Is there such a thing as a pepper which has the ability to produce
hallucinations?  Well, yes and no.  Much of what was presented in the
Simpsons was likely a play on words for comedic reasons.

However:

"Endorphins, those natural drugs that are 100 to 1,000 times more
powerful than morphine, are released into our brain when we eat hot
chile peppers, according to Dr. Frank Etscorn of New Mexico University
(who also holds the first patent on the nicotene patch). Like other
psychotropics, including peyote, coca and tabacco, chile peppers alter
our state of consciousness. In the case of chile peppers the high is
non-hallucinogenic, but it is addictive. Chili addicts are hooked on
endorphins. "We get slightly strung out, but it's no big deal," he
says." - Quote from The Veiled Chameleon
http://www.veiled-chameleon.com/archives/000042.html

"We need a fix of red or green chile with a side order of endorphins,"
said Dr. Frank Etscorn, then an experimental psychologist at New
Mexico Institute of Mining and Technology in Socorro, and inventor of
the nicotine patch, in a 1990 article for the Albuquerque Journal. "We
get slightly strung out on endorphins, but it's no big deal. That year
he posed a theory that the warm afterglow and the constant craving for
chile are due to capsaicin triggering the release of the body's
natural painkillers called endorphins, which have been called "the
body's natural opiates," are the cause of the so-called runner's high,
and are capable of turning a painful experience into a pleasurable
one." - From the Chili Pepper Counterculture Robb Walsh, Austin
Chronicle, Friday, May 3, 1991

More on peppers and "runners high."
http://www.prweb.com/releases/2004/3/prweb111083.htm - "Exercisers Get
Workout Boost From New Hot Pepper Nasal Spray"
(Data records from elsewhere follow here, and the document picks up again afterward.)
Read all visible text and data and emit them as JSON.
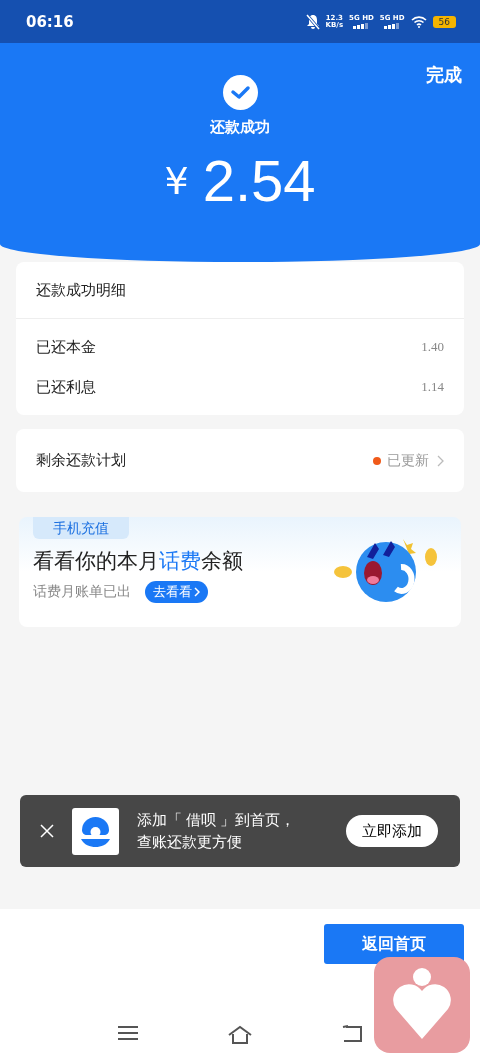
{
  "status_bar": {
    "time": "06:16",
    "speed_value": "12.3",
    "speed_unit": "KB/s",
    "networks": [
      "5G HD",
      "5G HD"
    ],
    "battery": "56"
  },
  "header": {
    "done": "完成",
    "title": "还款成功",
    "currency": "¥",
    "amount": "2.54"
  },
  "details": {
    "title": "还款成功明细",
    "rows": [
      {
        "label": "已还本金",
        "value": "1.40"
      },
      {
        "label": "已还利息",
        "value": "1.14"
      }
    ]
  },
  "plan": {
    "label": "剩余还款计划",
    "status": "已更新",
    "color": "#f05a1a"
  },
  "banner": {
    "tag": "手机充值",
    "headline": "看看你的本月**话费**余额",
    "subtitle": "话费月账单已出",
    "button": "去看看"
  },
  "toast": {
    "line1": "添加「 借呗 」到首页，",
    "line2": "查账还款更方便",
    "button": "立即添加"
  },
  "footer": {
    "button": "返回首页"
  }
}
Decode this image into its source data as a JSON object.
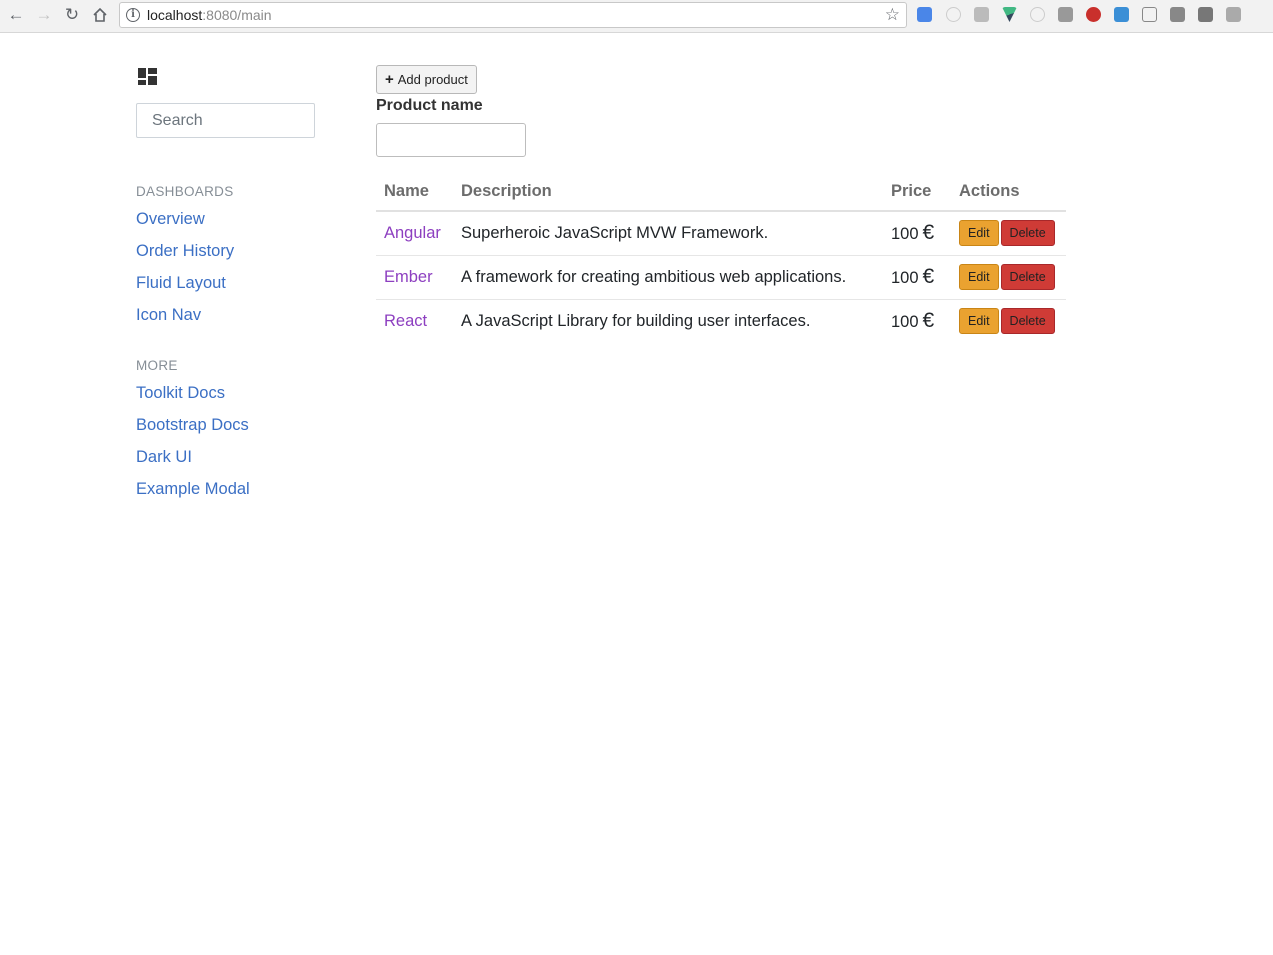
{
  "browser": {
    "url_host": "localhost",
    "url_rest": ":8080/main"
  },
  "sidebar": {
    "search_placeholder": "Search",
    "sections": [
      {
        "header": "DASHBOARDS",
        "links": [
          "Overview",
          "Order History",
          "Fluid Layout",
          "Icon Nav"
        ]
      },
      {
        "header": "MORE",
        "links": [
          "Toolkit Docs",
          "Bootstrap Docs",
          "Dark UI",
          "Example Modal"
        ]
      }
    ]
  },
  "main": {
    "add_button_label": "Add product",
    "product_name_label": "Product name",
    "table": {
      "headers": [
        "Name",
        "Description",
        "Price",
        "Actions"
      ],
      "rows": [
        {
          "name": "Angular",
          "description": "Superheroic JavaScript MVW Framework.",
          "price": "100",
          "currency": "€"
        },
        {
          "name": "Ember",
          "description": "A framework for creating ambitious web applications.",
          "price": "100",
          "currency": "€"
        },
        {
          "name": "React",
          "description": "A JavaScript Library for building user interfaces.",
          "price": "100",
          "currency": "€"
        }
      ],
      "edit_label": "Edit",
      "delete_label": "Delete"
    }
  },
  "colors": {
    "link_blue": "#3b6fc4",
    "name_purple": "#8d3fc0",
    "edit_orange": "#eaa230",
    "delete_red": "#cf3b36"
  }
}
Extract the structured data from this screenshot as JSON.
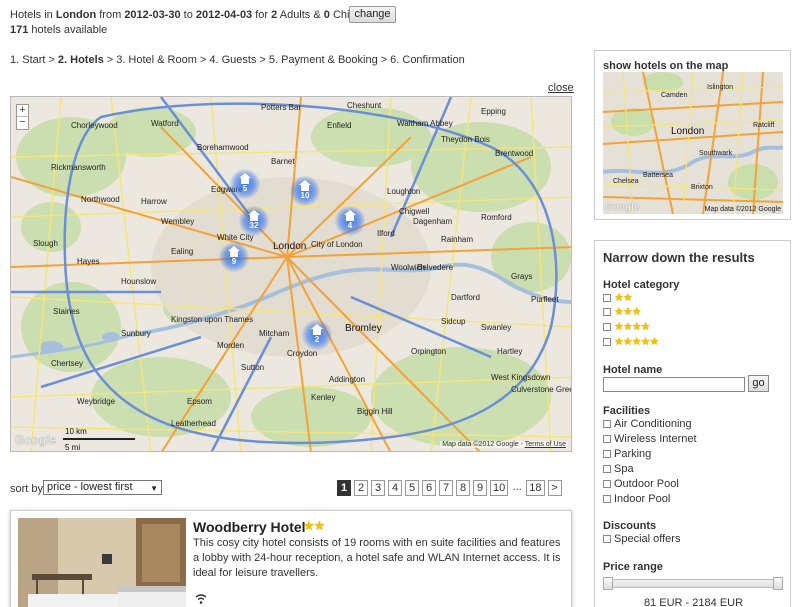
{
  "header": {
    "prefix": "Hotels in",
    "city": "London",
    "from_label": "from",
    "date_from": "2012-03-30",
    "to_label": "to",
    "date_to": "2012-04-03",
    "for_label": "for",
    "adults_count": "2",
    "adults_label": "Adults &",
    "child_count": "0",
    "child_label": "Child",
    "change_button": "change",
    "hotels_count": "171",
    "hotels_label": "hotels available"
  },
  "breadcrumb": {
    "separator": ">",
    "steps": [
      "1. Start",
      "2. Hotels",
      "3. Hotel & Room",
      "4. Guests",
      "5. Payment & Booking",
      "6. Confirmation"
    ],
    "current_index": 1
  },
  "map": {
    "close_label": "close",
    "zoom_in": "+",
    "zoom_out": "−",
    "labels": [
      {
        "text": "Watford"
      },
      {
        "text": "Enfield"
      },
      {
        "text": "Borehamwood"
      },
      {
        "text": "Chorleywood"
      },
      {
        "text": "Cheshunt"
      },
      {
        "text": "Waltham Abbey"
      },
      {
        "text": "Epping"
      },
      {
        "text": "Theydon Bois"
      },
      {
        "text": "Brentwood"
      },
      {
        "text": "Rickmansworth"
      },
      {
        "text": "Barnet"
      },
      {
        "text": "Loughton"
      },
      {
        "text": "Chigwell"
      },
      {
        "text": "Romford"
      },
      {
        "text": "Dagenham"
      },
      {
        "text": "Ilford"
      },
      {
        "text": "Slough"
      },
      {
        "text": "Hounslow"
      },
      {
        "text": "London",
        "big": true
      },
      {
        "text": "City of London"
      },
      {
        "text": "Rainham"
      },
      {
        "text": "Grays"
      },
      {
        "text": "Belvedere"
      },
      {
        "text": "Dartford"
      },
      {
        "text": "Staines"
      },
      {
        "text": "Kingston upon Thames"
      },
      {
        "text": "Sunbury"
      },
      {
        "text": "Bromley"
      },
      {
        "text": "Mitcham"
      },
      {
        "text": "Morden"
      },
      {
        "text": "Croydon"
      },
      {
        "text": "Sutton"
      },
      {
        "text": "Chertsey"
      },
      {
        "text": "Addington"
      },
      {
        "text": "Orpington"
      },
      {
        "text": "Swanley"
      },
      {
        "text": "Weybridge"
      },
      {
        "text": "Epsom"
      },
      {
        "text": "Leatherhead"
      },
      {
        "text": "Biggin Hill"
      },
      {
        "text": "West Kingsdown"
      },
      {
        "text": "Hartley"
      },
      {
        "text": "Culverstone Green"
      },
      {
        "text": "Northwood"
      },
      {
        "text": "Potters Bar"
      },
      {
        "text": "Harrow"
      },
      {
        "text": "Wembley"
      },
      {
        "text": "Hayes"
      },
      {
        "text": "Ealing"
      },
      {
        "text": "Sidcup"
      },
      {
        "text": "Woolwich"
      },
      {
        "text": "Purfleet"
      },
      {
        "text": "White City"
      },
      {
        "text": "Edgware"
      },
      {
        "text": "Kenley"
      }
    ],
    "clusters": [
      {
        "count": "5"
      },
      {
        "count": "10"
      },
      {
        "count": "32"
      },
      {
        "count": "4"
      },
      {
        "count": "9"
      },
      {
        "count": "2"
      }
    ],
    "scale_km": "10 km",
    "scale_mi": "5 mi",
    "google_logo": "Google",
    "attribution": "Map data ©2012 Google",
    "terms": "Terms of Use"
  },
  "sort": {
    "label": "sort by",
    "selected": "price - lowest first"
  },
  "pagination": {
    "pages": [
      "1",
      "2",
      "3",
      "4",
      "5",
      "6",
      "7",
      "8",
      "9",
      "10"
    ],
    "ellipsis": "...",
    "last": "18",
    "next": ">",
    "active": "1"
  },
  "hotel": {
    "name": "Woodberry Hotel",
    "stars": "★★",
    "description": "This cosy city hotel consists of 19 rooms with en suite facilities and features a lobby with 24-hour reception, a hotel safe and WLAN Internet access. It is ideal for leisure travellers."
  },
  "minimap": {
    "title": "show hotels on the map",
    "labels": [
      "London",
      "Southwark",
      "Camden",
      "Islington",
      "Ratcliff",
      "Chelsea",
      "Brixton",
      "Battersea"
    ],
    "google_logo": "Google",
    "attribution": "Map data ©2012 Google"
  },
  "filters": {
    "title": "Narrow down the results",
    "category_title": "Hotel category",
    "categories": [
      "★★",
      "★★★",
      "★★★★",
      "★★★★★"
    ],
    "name_title": "Hotel name",
    "name_value": "",
    "go_button": "go",
    "facilities_title": "Facilities",
    "facilities": [
      "Air Conditioning",
      "Wireless Internet",
      "Parking",
      "Spa",
      "Outdoor Pool",
      "Indoor Pool"
    ],
    "discounts_title": "Discounts",
    "discounts": [
      "Special offers"
    ],
    "price_title": "Price range",
    "price_min": "81",
    "price_max": "2184",
    "price_currency": "EUR",
    "price_separator": "-"
  },
  "colors": {
    "cluster_blue": "#2a6ef0",
    "motorway": "#6b8fd6",
    "primary_road": "#f3a23a",
    "secondary_road": "#f4e57b",
    "green": "#c8deab",
    "water": "#a5bfdd",
    "star": "#f2c200"
  }
}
"The chemical capsicin is fooling your nerves into believing that they
are burning in hell, when in fact nothing is wrong with them at all.
And your dumb body rushes all those painkillers to those special
receptors in the brain. That's a pretty good practical joke, huh? Pass
the hot sauce." - Quote from The Veiled chameleon - but I wish it were
mine.

So, overall, while the pepper is a vegetable which has consciousness
altering properties, it is not 'officially" considered to have an
hallucinogenic property.  I emphasize the word "officially" as there
are those who consider any element of consciousness altering at all,
as a hallucination.  That is why I said "yes and no" in my opening. 
The definition of "hallucination" is somewhat subjective in popular
understanding.

However, when dealing with the effects of chili peppers on Homer
Simpson, all bets are off.  Have you ever seen him after just one
beer?

Search - Google
Terms - chili peppers, mind altering qualities of chili peppers, chili
pepper hallucinogenic properties, capsicin

Websites and print references used are included within the answer text.

If I may clarify anything, please ask.

Cheers
Digsalot

PS, there are Guatemalan Insanity Peppers - but they are a music group.

Clarification of Answer by digsalot-ga on 30 Apr 2004 10:46 PDT
Thank you for the kind words and the extra.  We look forward to being
of service again if you need us.

Digs
chance0110-ga rated this answer:5 out of 5 stars and gave an additional tip of: $1.00
Great answer. Thanks so much!

Comments  
Subject: Re: Do "insanity peppers" really exist?
From: cmiller-ga on 20 Apr 2004 03:49 PDT
 
The Red Savino hybrid habanero is the hottest pepper known. I too am a
pepper head, and love to eat the hottest.  These hybrid 'habs' are
three to five times hotter than a habanero on the Scoville scale.